ARIZONA, USA — Hundreds of thousands of birds have died since last autumn in the southwestern United States due to climate change issues, recent reports have found.
The "mass-die off" of songbirds in Arizona, New Mexico, Texas, Colorado, and Nebraska have been mostly caused due to starvation, according to the USGS National Wildlife Health Center study reported on by The Guardian.
The starvation has been attributed to the extreme drought that southwestern states are currently experiencing. The unseasonably cold weather that northern states experienced early this year also worsened the die-off, causing earlier-than-usual bird migrations.
Two experts from Arizona State University see the report as another tragedy in the multiple climate change issues the state is facing. The die-off may also be a signal that Arizona, and the world at large, is facing a tipping point.
Are die-offs like this unusual in the Southwest?
Dr. David Pearson, a research professor of biology at ASU, said that die-offs in the United States may not be as uncommon as we think.
"The mortality rate among young migratory birds is around 80%, and that's without any human intervention or man-made factors involved," Pearson said. "The other issue is that birds have hollow bones and decompose very quickly, so this may happen more often than we think."
While die-offs may be common, extreme cases are very unusual. It's rare to see hundreds of thousands of birds die in a small time frame.
Dr. Pierre Deviche, a professor of bird physiology at ASU, said he hasn't seen a die-off of this scale in the 20 years he's been in the state.
"This is the first time I've heard of a die-off to this extent," Deviche said. "Die-offs do happen. It's a natural phenomenon. But, usually, you do not see them on a scale like this, especially across multiple states."
The severity of this die-off has been seen firsthand by some expert birders in Arizona during the "Christmas Bird Count" project, Deviche said.
The project, which is a national event led by the National Audubon Society that happens in the days around Christmas, encourages people go around and count all of the birds that they see for scientific purposes.
The findings of birders during this year's count paints a dire picture, the full extent of which won't be realized until there is more research.
"Birders were saying they were going out there and wouldn't see a bird for two hours, which is very unusual," Deviche said. "It was a really striking thing."
How will this mass die-off affect Arizona?
Migratory songbirds suffered starvation, made worse by the lack of food the birds found once they arrived in the southwest.
The extreme drought and record-breaking wildfires that Arizona saw in 2020 destroyed a large amount of the state's plant and insect life, which birds primarily feed on. Birds began to wither away due to the lack of this food.
The removal of plant and insect life negatively impacted the bird population dramatically. Will the missing bird population also have dire effects on the habitat? It's hard to say, according to the experts.
"I'm not sure that can be answered yet," Deviche said.
"A big die-off event like that, animals are usually able to rebound amazingly well. You can have a large dip in a population and then large growth years later. The problem is that if you have this kind of die-off happening for multiple years, then you could have huge populations suffering from that."
Birds tend to have a large effect on the ecosystem, Pearson said. Birds help with seed dispersion, plant reproduction, insect control and more. A massive blow to the bird population may send ripples throughout the food chain.
"With how much humans are involved in climate change and in introducing harmful habitat factors, we're just pilling on the issues," Pearson said.
"How many changes can an environment absorb before it comes to a tipping point and there's a major change?
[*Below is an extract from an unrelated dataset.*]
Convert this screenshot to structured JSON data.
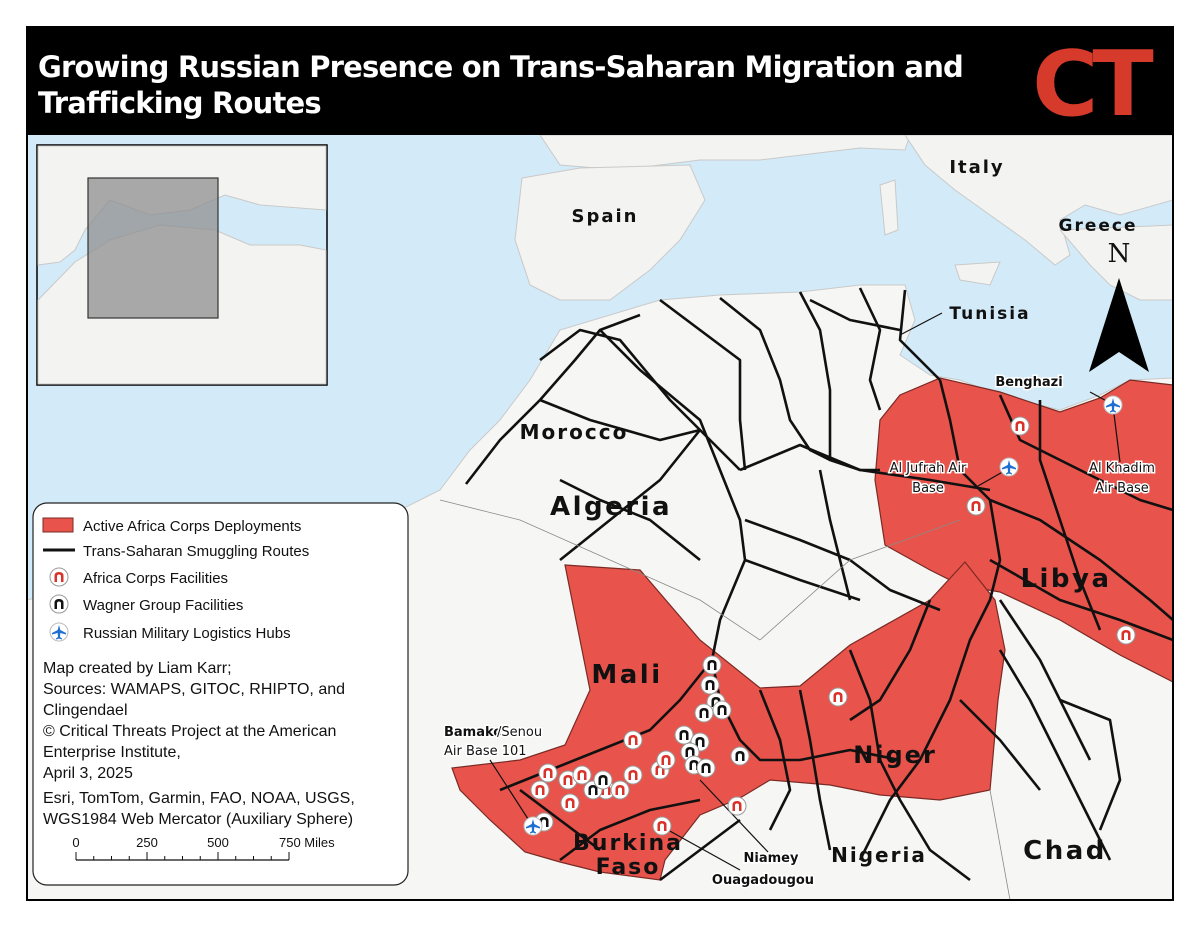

We expect that the changes aren't going to be gradual. The changes are going to be very, very sudden."
So, what can Arizonans learn from this die-off?
One of the first things people can learn from this report is that this die-off is both a tragedy and a symptom of a larger problem, Pearson said.
A drought was a durable, short-term issue in the past. A drought at the same time as drastic population decline and other climate-change-related issues puts the southwest closer to an ecological tipping point.
"Sometimes people need something really visible," Pearson said. "Something that people who are on the margin or who aren't even totally interested to say 'wait a minute, that's a little extreme.' This is evidence that something really is going on right around us."
Animal species dying off or even going extinct is just one issue under the umbrella of climate change. The more issues that are created, the harder it will become to find solutions.
"Pilling up all of these problems on top of each other, it's just too much," Deviche said. "All of these habitats are just vanishing. Things don't seem to be getting better."